Chairman Orrin Hatch (R-UT) called the bill “an important step toward streamlining the Medicare audit and appeals process to help healthcare providers better serve millions of patients across the nation. This is a common sense bill that will help untangle the web of red tape that ensnares the current audit and appeals process and guarantee Medicare patients continue to have access to high-quality care. I look forward to continuing to work with my colleagues on both sides of the aisle to move this bill forward.”
Ranking Member Ron Wyden (D-OR) said it was “a strong, bipartisan bill that will begin to ease the tremendous backlog of Medicare appeals that have been frustrating seniors and providers in Oregon and across the country.

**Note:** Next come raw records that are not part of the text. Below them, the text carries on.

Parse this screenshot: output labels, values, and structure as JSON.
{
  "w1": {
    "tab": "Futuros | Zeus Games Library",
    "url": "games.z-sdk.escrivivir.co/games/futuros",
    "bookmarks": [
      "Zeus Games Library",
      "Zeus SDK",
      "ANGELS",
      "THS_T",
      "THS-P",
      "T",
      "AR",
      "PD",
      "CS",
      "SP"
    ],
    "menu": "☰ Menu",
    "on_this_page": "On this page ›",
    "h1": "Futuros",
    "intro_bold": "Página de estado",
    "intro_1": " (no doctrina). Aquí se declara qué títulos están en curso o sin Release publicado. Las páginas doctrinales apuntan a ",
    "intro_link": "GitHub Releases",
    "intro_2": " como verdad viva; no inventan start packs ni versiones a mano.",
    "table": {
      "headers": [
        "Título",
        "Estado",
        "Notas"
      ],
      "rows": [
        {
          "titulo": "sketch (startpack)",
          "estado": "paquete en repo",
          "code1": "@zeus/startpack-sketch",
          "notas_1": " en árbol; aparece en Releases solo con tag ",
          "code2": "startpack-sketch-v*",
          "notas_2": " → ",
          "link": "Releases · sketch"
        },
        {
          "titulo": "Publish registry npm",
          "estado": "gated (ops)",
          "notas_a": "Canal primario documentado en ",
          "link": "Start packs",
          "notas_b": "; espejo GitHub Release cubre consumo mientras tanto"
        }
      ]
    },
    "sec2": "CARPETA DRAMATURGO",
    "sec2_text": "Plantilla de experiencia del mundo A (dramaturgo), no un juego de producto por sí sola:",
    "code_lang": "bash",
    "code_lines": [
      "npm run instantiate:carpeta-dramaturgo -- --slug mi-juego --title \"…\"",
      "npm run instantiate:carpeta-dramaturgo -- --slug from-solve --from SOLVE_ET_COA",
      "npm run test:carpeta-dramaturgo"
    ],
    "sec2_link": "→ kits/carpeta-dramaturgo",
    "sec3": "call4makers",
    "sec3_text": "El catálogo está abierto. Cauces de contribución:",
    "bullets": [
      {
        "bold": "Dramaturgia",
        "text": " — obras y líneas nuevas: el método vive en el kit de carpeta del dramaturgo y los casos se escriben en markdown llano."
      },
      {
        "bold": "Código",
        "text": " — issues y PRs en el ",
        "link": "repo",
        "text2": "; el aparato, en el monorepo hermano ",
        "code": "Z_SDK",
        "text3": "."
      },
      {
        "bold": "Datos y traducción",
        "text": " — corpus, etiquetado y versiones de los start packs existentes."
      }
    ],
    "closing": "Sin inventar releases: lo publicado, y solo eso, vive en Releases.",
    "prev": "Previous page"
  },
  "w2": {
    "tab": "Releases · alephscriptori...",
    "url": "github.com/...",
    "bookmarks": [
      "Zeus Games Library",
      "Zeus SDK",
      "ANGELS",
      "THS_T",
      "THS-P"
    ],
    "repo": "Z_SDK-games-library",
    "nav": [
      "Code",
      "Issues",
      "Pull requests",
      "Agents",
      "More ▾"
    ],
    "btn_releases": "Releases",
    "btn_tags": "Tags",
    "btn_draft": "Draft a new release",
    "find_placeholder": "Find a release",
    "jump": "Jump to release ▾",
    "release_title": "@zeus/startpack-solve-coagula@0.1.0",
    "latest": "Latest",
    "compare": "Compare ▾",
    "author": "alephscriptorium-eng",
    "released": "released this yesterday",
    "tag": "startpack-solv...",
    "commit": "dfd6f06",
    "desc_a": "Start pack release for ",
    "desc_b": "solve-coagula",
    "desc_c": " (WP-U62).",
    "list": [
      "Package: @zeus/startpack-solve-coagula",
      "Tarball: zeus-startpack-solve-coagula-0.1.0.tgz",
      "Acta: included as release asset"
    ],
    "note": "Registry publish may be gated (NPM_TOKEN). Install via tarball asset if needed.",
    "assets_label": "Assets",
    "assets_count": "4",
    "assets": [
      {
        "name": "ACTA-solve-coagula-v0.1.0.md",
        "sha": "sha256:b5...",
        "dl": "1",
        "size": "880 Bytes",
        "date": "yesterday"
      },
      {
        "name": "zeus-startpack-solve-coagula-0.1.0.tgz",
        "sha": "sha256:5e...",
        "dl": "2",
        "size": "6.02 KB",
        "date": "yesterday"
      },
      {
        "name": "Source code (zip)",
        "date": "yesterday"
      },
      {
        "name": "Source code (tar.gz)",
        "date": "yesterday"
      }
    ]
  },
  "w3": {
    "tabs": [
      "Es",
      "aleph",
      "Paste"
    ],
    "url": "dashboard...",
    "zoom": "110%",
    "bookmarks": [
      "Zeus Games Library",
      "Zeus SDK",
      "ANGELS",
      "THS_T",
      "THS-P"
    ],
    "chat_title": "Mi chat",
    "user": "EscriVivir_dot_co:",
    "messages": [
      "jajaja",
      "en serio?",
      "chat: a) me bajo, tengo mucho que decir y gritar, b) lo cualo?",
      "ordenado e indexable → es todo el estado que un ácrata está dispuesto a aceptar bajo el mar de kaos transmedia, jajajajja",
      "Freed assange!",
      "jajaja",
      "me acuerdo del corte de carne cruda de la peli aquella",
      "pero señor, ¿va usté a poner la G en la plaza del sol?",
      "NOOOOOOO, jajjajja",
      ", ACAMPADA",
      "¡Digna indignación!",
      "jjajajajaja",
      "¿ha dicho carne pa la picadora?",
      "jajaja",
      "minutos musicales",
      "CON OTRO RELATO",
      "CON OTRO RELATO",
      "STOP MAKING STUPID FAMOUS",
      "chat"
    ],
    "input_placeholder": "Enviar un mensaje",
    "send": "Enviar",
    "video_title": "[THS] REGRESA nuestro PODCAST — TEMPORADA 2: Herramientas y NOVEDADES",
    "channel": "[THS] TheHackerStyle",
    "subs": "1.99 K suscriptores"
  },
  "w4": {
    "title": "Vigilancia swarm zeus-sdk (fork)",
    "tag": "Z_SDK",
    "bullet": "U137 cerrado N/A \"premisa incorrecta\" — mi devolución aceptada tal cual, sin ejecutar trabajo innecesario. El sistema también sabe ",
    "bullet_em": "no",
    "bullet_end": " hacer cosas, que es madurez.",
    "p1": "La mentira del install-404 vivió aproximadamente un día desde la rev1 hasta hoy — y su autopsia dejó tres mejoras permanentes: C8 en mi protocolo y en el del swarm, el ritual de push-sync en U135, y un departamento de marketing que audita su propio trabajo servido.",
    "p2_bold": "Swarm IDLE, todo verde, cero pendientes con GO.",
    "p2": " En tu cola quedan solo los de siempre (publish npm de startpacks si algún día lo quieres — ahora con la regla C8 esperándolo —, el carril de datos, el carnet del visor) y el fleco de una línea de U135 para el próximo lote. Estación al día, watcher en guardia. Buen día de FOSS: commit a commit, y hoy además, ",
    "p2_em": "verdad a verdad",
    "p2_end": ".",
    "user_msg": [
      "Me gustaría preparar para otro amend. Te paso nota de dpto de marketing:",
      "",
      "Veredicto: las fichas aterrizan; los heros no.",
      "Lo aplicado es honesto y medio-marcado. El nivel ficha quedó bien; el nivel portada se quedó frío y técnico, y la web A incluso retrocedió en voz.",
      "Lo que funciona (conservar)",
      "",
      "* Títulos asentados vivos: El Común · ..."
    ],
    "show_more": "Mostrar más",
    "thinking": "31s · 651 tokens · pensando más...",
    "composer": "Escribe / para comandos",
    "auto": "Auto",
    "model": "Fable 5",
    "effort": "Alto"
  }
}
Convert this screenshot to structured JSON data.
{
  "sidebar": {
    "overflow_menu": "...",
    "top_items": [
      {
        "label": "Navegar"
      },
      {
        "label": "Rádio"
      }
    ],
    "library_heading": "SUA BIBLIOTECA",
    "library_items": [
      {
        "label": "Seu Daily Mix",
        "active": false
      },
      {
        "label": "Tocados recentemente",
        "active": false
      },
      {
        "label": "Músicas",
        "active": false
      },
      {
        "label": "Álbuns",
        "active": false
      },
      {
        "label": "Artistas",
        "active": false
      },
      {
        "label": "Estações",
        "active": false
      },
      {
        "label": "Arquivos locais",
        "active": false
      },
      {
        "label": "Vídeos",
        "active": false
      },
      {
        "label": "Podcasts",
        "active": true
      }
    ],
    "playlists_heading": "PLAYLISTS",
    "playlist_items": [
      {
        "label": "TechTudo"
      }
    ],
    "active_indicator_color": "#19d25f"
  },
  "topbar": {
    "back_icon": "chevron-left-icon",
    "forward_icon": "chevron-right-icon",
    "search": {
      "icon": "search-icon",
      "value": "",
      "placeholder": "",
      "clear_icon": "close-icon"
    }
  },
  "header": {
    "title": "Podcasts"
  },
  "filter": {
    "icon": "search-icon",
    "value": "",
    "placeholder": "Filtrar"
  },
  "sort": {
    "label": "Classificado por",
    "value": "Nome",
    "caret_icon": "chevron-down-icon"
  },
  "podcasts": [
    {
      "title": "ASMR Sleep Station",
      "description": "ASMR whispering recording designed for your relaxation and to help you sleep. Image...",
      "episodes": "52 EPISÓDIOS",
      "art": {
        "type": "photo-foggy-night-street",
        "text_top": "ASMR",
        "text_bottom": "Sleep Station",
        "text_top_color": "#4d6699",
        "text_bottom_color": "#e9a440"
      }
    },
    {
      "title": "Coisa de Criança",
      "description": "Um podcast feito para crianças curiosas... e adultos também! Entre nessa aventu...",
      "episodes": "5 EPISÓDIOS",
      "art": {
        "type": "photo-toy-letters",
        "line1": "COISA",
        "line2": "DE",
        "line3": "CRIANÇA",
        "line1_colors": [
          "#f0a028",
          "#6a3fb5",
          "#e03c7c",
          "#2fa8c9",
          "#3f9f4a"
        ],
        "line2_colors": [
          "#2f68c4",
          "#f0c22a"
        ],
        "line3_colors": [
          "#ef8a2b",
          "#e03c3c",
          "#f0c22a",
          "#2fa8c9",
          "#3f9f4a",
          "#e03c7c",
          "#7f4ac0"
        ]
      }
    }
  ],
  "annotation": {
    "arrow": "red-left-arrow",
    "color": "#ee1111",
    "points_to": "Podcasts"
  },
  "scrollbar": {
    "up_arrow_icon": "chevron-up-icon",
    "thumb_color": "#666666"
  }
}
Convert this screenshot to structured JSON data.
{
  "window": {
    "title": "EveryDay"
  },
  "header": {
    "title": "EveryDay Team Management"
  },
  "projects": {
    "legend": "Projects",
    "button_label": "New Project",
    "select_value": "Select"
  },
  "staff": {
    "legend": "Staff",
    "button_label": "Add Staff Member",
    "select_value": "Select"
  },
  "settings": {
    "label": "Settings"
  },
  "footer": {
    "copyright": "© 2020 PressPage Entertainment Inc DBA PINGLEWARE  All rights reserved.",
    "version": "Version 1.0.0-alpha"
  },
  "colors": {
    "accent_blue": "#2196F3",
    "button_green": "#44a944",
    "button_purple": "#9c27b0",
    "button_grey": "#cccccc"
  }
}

Making the Medicare audits and appeals process more efficient will help resolve the cases quickly and at the earliest possible step. I will be working hard to see swift action to help fix this broken system.”
The bill would provide more resources by requiring appropriations of $125 million per year to the Office of Medicare Hearings and Appeals and $2 million per year to the Departmental Appeals Board of HHS in order to conduct reviews, hearings, and appeals. The bill also establishes beginning in 2017 a new track for less costly and less complex cases, as well as a settlement process for appellants, as recommended by NAHC.